I have my own personal recovery string of beads.

  • The morning after the storm, moving my container roses and other plants back out onto the front porch.
  • Confirming that the commode can be flushed by refilling the tank (with a gallon of blue plant food water; the commode needed flushing more than the plants needed food.)
  • Getting water back. It wasn't safe to drink, but it meant the commode worked again.
  • So did the shower.
  • Going to my library day job and having actual hot coffee.
  • Returning home to see that the trash truck had miraculously come and emptied the apartment complex dumpster.
  • Cleaning out the contents of the fridge into that inviting dumpster.
  • Finding that the blackout at my apartment complex had turned into a brownout. The lights came on with a weird early-Halloween glow of little real use. But one eye of the stove got warm enough to actually heat water or soup.
  • The street lights coming on the fence row behind the apartments. If those lights are back on, could we be far behind?
  • The cleaned out, aired-out refrigerator purring to life. Lights! Computer! Action!
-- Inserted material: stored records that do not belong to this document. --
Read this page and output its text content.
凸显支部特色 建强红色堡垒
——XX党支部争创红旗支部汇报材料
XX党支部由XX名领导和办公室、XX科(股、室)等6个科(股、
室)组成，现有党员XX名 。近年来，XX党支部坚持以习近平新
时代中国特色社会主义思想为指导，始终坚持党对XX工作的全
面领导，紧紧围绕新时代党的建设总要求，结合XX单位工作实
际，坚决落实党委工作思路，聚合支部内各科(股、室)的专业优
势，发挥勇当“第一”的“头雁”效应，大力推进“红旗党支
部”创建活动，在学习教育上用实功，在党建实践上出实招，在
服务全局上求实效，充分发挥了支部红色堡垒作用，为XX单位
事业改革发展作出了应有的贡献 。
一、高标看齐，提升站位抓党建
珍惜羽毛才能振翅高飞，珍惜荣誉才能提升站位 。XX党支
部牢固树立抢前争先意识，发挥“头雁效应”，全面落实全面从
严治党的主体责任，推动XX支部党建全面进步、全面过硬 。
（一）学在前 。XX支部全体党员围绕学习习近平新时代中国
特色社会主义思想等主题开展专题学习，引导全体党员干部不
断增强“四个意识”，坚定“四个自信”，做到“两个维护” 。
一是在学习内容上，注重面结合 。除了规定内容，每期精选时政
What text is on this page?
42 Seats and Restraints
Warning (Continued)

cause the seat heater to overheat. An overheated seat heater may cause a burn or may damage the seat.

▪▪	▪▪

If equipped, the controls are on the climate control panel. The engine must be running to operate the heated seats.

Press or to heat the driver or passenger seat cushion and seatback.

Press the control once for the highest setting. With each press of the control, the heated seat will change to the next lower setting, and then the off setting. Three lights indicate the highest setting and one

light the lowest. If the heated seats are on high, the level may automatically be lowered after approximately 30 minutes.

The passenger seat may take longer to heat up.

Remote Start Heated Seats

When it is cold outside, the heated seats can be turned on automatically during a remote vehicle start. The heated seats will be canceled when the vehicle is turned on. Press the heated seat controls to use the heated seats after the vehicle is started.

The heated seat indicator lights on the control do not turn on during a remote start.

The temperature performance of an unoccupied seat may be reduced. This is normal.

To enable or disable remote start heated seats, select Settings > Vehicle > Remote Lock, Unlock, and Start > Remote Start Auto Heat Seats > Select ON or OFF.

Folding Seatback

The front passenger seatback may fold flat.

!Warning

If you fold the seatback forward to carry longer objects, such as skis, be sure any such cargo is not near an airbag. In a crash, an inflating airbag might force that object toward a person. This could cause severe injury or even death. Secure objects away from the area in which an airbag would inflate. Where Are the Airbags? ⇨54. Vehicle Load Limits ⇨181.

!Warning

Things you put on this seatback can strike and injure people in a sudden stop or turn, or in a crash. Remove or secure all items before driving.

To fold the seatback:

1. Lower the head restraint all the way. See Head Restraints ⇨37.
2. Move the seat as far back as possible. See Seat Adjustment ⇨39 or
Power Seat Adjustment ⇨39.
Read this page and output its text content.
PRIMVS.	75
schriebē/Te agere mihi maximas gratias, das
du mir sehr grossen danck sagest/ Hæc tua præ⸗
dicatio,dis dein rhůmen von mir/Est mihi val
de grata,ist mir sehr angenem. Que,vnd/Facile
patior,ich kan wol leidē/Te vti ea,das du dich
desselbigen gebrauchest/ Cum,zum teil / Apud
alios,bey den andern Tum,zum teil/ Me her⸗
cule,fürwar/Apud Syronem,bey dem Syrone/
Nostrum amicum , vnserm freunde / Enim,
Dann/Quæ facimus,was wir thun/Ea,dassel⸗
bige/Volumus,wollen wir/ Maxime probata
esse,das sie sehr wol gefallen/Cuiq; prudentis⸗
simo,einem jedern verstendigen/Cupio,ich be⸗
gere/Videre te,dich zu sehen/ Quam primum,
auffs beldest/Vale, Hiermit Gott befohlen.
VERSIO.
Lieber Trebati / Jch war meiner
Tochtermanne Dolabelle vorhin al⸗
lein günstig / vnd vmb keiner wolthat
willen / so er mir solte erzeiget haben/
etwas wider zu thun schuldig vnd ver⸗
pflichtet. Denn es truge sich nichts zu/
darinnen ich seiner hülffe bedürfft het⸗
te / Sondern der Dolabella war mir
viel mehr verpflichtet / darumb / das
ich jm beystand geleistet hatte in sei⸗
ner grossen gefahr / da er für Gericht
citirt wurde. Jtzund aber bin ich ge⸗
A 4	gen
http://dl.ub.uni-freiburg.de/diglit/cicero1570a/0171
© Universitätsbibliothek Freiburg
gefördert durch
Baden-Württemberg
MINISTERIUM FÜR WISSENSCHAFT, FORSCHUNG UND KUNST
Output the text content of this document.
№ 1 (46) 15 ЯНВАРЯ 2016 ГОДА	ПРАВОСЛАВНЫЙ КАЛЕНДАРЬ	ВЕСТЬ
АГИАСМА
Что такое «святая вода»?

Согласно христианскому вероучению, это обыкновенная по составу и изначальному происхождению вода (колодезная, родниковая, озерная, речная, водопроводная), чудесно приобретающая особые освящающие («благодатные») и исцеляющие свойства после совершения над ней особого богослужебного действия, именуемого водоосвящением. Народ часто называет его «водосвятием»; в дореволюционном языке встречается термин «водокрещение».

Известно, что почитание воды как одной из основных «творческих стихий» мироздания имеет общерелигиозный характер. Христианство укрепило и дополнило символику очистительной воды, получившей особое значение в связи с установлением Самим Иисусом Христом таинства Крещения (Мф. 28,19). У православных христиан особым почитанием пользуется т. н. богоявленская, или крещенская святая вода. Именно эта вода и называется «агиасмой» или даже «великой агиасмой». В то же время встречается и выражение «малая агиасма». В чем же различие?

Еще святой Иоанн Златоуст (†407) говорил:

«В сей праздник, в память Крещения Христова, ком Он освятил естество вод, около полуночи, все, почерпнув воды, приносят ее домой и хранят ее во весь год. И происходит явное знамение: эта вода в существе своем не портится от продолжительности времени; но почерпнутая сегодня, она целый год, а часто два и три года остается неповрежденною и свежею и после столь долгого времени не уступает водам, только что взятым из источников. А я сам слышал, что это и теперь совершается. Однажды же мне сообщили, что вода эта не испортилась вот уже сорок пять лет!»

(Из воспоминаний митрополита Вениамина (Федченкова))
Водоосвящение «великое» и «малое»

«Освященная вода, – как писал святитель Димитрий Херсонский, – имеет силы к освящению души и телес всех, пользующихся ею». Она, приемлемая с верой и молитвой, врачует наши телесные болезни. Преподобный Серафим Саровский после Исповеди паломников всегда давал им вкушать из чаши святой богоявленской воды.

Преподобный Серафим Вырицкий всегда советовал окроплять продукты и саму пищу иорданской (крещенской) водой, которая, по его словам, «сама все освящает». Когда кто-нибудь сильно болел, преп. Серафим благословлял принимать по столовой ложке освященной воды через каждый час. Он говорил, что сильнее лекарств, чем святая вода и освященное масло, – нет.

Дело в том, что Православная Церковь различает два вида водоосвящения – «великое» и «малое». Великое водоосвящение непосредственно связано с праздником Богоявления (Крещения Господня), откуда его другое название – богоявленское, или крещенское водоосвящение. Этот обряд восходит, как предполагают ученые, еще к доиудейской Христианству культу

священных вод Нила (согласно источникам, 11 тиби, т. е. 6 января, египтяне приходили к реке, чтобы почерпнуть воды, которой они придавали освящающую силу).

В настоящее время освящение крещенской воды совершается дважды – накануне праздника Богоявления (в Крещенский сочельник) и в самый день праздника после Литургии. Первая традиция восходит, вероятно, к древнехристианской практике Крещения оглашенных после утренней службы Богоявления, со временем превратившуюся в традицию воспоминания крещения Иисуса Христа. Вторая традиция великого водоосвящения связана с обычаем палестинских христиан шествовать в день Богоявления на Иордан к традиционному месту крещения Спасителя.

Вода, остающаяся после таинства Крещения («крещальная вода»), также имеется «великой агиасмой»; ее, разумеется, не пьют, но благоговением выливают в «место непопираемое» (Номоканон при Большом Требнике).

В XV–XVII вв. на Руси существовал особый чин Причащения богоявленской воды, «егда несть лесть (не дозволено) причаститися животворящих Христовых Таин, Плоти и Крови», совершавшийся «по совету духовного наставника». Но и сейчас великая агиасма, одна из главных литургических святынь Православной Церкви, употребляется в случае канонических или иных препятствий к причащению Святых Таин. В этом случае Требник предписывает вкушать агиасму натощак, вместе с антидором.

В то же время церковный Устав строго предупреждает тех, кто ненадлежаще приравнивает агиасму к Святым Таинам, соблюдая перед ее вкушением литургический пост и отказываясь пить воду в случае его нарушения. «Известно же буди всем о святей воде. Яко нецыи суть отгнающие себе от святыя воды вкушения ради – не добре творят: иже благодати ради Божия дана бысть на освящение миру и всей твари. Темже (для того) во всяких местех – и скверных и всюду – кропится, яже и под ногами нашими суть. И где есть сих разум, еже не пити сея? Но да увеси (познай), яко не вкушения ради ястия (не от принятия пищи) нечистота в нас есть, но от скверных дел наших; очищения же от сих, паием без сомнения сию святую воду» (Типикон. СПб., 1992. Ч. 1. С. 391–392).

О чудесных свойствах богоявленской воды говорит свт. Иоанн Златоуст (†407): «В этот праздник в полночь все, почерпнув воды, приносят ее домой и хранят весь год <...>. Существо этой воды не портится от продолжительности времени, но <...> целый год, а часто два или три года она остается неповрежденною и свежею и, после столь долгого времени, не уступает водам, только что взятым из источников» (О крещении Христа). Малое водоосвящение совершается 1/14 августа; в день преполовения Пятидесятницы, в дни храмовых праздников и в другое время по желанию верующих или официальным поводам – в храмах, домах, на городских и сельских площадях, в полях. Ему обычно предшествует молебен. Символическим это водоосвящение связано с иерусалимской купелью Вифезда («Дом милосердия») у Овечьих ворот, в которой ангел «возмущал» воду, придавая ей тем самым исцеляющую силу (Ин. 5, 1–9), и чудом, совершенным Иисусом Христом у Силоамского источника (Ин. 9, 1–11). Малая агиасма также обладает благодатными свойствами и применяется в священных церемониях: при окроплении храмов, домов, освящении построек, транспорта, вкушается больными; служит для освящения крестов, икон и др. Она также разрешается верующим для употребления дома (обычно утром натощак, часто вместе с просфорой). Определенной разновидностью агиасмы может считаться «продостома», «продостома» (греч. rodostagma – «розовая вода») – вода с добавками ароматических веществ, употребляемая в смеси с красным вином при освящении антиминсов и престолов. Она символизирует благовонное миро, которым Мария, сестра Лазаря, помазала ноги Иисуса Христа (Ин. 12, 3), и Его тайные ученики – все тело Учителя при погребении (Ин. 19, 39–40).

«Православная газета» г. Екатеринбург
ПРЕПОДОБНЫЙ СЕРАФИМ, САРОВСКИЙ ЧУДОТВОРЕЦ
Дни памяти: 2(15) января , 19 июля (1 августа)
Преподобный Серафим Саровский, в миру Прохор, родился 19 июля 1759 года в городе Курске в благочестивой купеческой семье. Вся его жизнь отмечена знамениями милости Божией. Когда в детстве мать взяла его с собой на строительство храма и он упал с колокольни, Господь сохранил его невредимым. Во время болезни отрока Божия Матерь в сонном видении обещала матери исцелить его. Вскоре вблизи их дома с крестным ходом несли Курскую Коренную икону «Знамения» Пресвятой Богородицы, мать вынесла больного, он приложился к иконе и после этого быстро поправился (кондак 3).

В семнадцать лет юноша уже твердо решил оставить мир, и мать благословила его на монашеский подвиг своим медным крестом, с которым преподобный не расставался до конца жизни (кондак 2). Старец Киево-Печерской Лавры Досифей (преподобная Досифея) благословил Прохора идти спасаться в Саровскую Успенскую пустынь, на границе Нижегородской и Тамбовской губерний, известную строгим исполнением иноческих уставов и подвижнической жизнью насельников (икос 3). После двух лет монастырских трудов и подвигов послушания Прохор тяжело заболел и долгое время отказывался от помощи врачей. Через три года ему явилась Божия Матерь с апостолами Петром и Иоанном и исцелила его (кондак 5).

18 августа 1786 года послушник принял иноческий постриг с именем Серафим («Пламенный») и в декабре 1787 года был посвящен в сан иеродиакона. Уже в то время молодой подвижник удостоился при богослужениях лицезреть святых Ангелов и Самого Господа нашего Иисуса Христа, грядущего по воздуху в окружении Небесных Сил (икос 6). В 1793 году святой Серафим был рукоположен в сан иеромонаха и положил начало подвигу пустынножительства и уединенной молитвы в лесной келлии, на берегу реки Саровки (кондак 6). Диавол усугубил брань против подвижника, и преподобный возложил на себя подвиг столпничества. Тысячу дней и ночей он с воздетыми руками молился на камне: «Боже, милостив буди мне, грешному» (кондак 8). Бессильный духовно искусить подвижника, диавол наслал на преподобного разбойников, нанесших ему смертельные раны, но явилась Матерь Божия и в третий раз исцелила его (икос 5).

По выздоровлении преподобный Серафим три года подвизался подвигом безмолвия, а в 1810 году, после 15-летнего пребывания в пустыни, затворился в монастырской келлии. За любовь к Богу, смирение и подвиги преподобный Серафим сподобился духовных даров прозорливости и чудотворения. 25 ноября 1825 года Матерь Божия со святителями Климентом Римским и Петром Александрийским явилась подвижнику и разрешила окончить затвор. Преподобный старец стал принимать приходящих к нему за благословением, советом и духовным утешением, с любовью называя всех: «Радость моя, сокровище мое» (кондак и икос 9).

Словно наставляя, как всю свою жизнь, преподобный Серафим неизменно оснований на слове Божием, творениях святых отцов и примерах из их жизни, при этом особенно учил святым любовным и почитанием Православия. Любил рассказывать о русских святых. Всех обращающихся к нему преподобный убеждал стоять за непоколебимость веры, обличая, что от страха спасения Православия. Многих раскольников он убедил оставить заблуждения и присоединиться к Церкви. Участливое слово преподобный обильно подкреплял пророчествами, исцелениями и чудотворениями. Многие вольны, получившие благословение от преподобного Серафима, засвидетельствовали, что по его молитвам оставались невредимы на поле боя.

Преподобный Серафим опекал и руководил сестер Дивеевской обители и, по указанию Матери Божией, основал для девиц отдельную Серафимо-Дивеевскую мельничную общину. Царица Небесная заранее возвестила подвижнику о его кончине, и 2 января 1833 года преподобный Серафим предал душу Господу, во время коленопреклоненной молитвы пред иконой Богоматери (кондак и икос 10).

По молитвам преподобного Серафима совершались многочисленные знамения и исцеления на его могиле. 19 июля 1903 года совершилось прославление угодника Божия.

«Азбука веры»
I think most other people in Houston have had the string-of-beads recovery experience. One of the food critics at the Houston Chronicle did a nice piece about stepping up from canned tuna and crackers to Meals Ready to Eat. A friend of mine who works at NASA-JSC heard a happy report, about a building that had a leak, "Building Twelve smells good!" My friend and I went out for lunch at a seafood restaurant with a one-page Hurricane Ike Menu. The grouper sandwich was very good.

There are metaphorical storms in life that work the same way hurricanes do. A bad enough storm can devastate beyond hope of recovery. Other storm experiences are bad, but not devastating. They first galvanize a response and then segue into slow, unspectacular recovery. For example: In late 2006 my mother developed Alzheimer's. I didn't know what the hell to do, but being an only child means you're inevitably where the buck stops. I spent the better part of a year and a half in response mode, with some dramatic consequences. My mother is now in Assisted Living, her house was emptied out and sold, and her finances have been sorted out and arranged to last as long as she does. Cherished things from her house are now in my house. Her car has become my car. She still lives in Columbus, Georgia, where I grew up. I still live in Houston, Texas but I spent months of vacation the past year and a half in Columbus essentially doing disaster response.

Disaster response brings out elemental truths. One: you are not as alone as you feel. Family, friends, caregivers, and elder care professionals have helped me to an extent I would not have believed. Two: if you go into high gear with enough practical help and encouragement, things can change for the better much faster that you would have believed possible. A street full of storm-littered yards can get picked up in a morning, half a city huge can return to electrical power in a week.

Maybe there's a third elemental truth too: recovery happens. Bit by bit, bead by bead. After the hurricane, I heard from my cousin in Columbus that my mom was glad I stayed with friends during the hurricane and didn't hunker down in my apartment alone. Hunker down? That's what the Mayor of Houston said for us all to do. It was instantly picked up by the news media. My mom using that phrase means that with her friends and neighbors in Assisted Living, she follows the news. She's an order of magnitude more in touch with the world, not to mention safer and better nourished and happier, than when she was sliding into Alzheimer's while living alone. Meanwhile, I now have in my own home some things that mean a lot to me from my mother's house. Things like my grandmother's favorite chair, which daily brings a subtle benediction to the corner it rests in. Recovery happens: there's a small but growing string of small reassurances that my life hasn't been turned inside out forever by my mother's Alzheimers. Like after a hurricane, the beads are small and familiar but surprisingly pretty or silky or lustrous, and the beaded string seems miraculous. It's not that life will ever be exactly what it was before the storm. And perhaps I wouldn't want it to. But life does go on, and it can be happy again.